Move custom blocks from AuxiliaryLatentModule to AnyTextControlNetConditioningEmbedding

tolgacangoz · tolgacangoz · commit c4db96a37a92 · 2024-10-20T17:31:35.000+03:00
diff --git a/examples/research_projects/anytext/pipeline_anytext.py b/examples/research_projects/anytext/pipeline_anytext.py
@@ -33,7 +33,6 @@
 from frozen_clip_embedder_t3 import FrozenCLIPEmbedderT3
 from PIL import Image, ImageDraw, ImageFont
 from recognizer import TextRecognizer, create_predictor
-from safetensors.torch import load_file
 from torch import nn
 from transformers import CLIPImageProcessor, CLIPTextModel, CLIPTokenizer, CLIPVisionModelWithProjection
 
@@ -410,9 +409,6 @@ class AuxiliaryLatentModule(nn.Module):
     def __init__(
         self,
         font_path,
-        glyph_channels=1,
-        position_channels=1,
-        model_channels=320,
         vae=None,
         device="cpu",
         use_fp16=False,
@@ -422,57 +418,8 @@ def __init__(
         self.use_fp16 = use_fp16
         self.device = device
 
-        self.glyph_block = nn.Sequential(
-            nn.Conv2d(glyph_channels, 8, 3, padding=1),
-            nn.SiLU(),
-            nn.Conv2d(8, 8, 3, padding=1),
-            nn.SiLU(),
-            nn.Conv2d(8, 16, 3, padding=1, stride=2),
-            nn.SiLU(),
-            nn.Conv2d(16, 16, 3, padding=1),
-            nn.SiLU(),
-            nn.Conv2d(16, 32, 3, padding=1, stride=2),
-            nn.SiLU(),
-            nn.Conv2d(32, 32, 3, padding=1),
-            nn.SiLU(),
-            nn.Conv2d(32, 96, 3, padding=1, stride=2),
-            nn.SiLU(),
-            nn.Conv2d(96, 96, 3, padding=1),
-            nn.SiLU(),
-            nn.Conv2d(96, 256, 3, padding=1, stride=2),
-            nn.SiLU(),
-        )
-
-        self.position_block = nn.Sequential(
-            nn.Conv2d(position_channels, 8, 3, padding=1),
-            nn.SiLU(),
-            nn.Conv2d(8, 8, 3, padding=1),
-            nn.SiLU(),
-            nn.Conv2d(8, 16, 3, padding=1, stride=2),
-            nn.SiLU(),
-            nn.Conv2d(16, 16, 3, padding=1),
-            nn.SiLU(),
-            nn.Conv2d(16, 32, 3, padding=1, stride=2),
-            nn.SiLU(),
-            nn.Conv2d(32, 32, 3, padding=1),
-            nn.SiLU(),
-            nn.Conv2d(32, 64, 3, padding=1, stride=2),
-            nn.SiLU(),
-        )
-
         self.vae = vae.eval() if vae is not None else None
 
-        self.fuse_block = nn.Conv2d(256 + 64 + 4, model_channels, 3, padding=1)
-
-        self.glyph_block.load_state_dict(load_file("glyph_block.safetensors", device=str(self.device)))
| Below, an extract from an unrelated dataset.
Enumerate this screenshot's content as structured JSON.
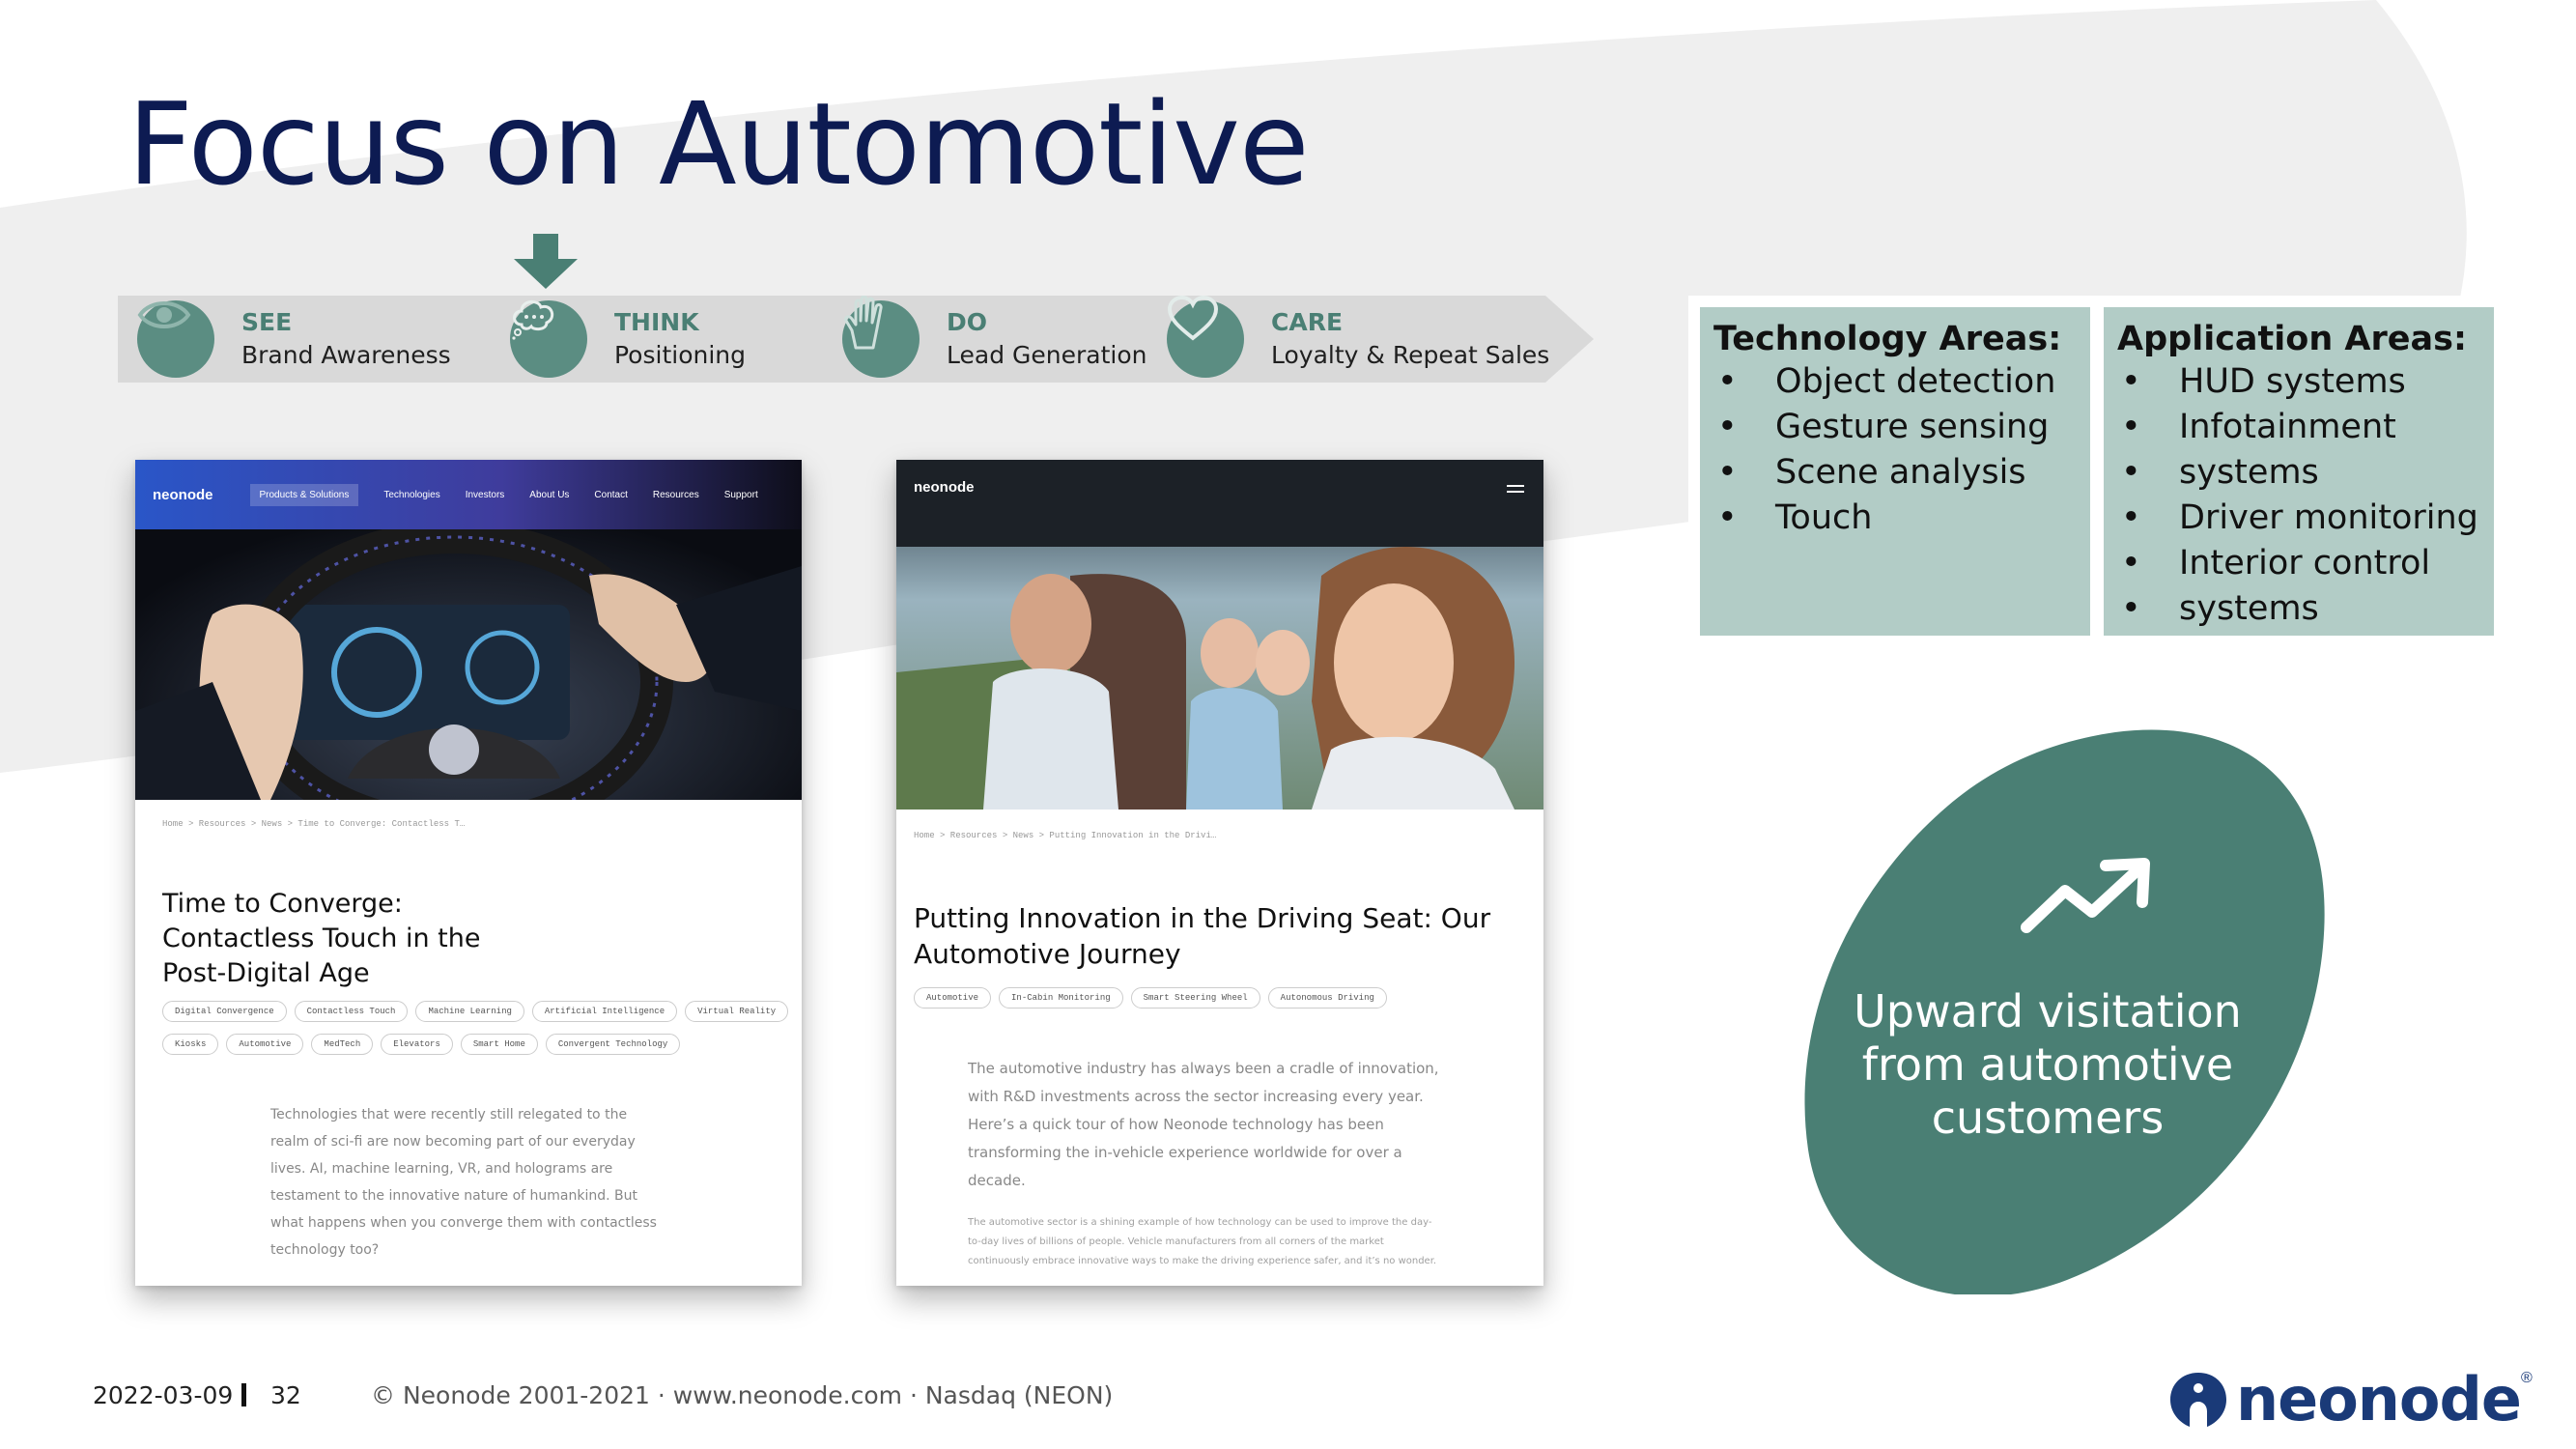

-        self.position_block.load_state_dict(load_file("position_block.safetensors", device=str(self.device)))
-        self.fuse_block.load_state_dict(load_file("fuse_block.safetensors", device=str(self.device)))
-
-        if use_fp16:
-            self.glyph_block = self.glyph_block.to(dtype=torch.float16)
-            self.position_block = self.position_block.to(dtype=torch.float16)
-            self.fuse_block = self.fuse_block.to(dtype=torch.float16)
-
     @torch.no_grad()
     def forward(
         self,
@@ -518,11 +465,8 @@ def forward(
 
         glyphs = torch.cat(text_info["glyphs"], dim=1).sum(dim=1, keepdim=True)
         positions = torch.cat(text_info["positions"], dim=1).sum(dim=1, keepdim=True)
-        enc_glyph = self.glyph_block(glyphs)
-        enc_pos = self.position_block(positions)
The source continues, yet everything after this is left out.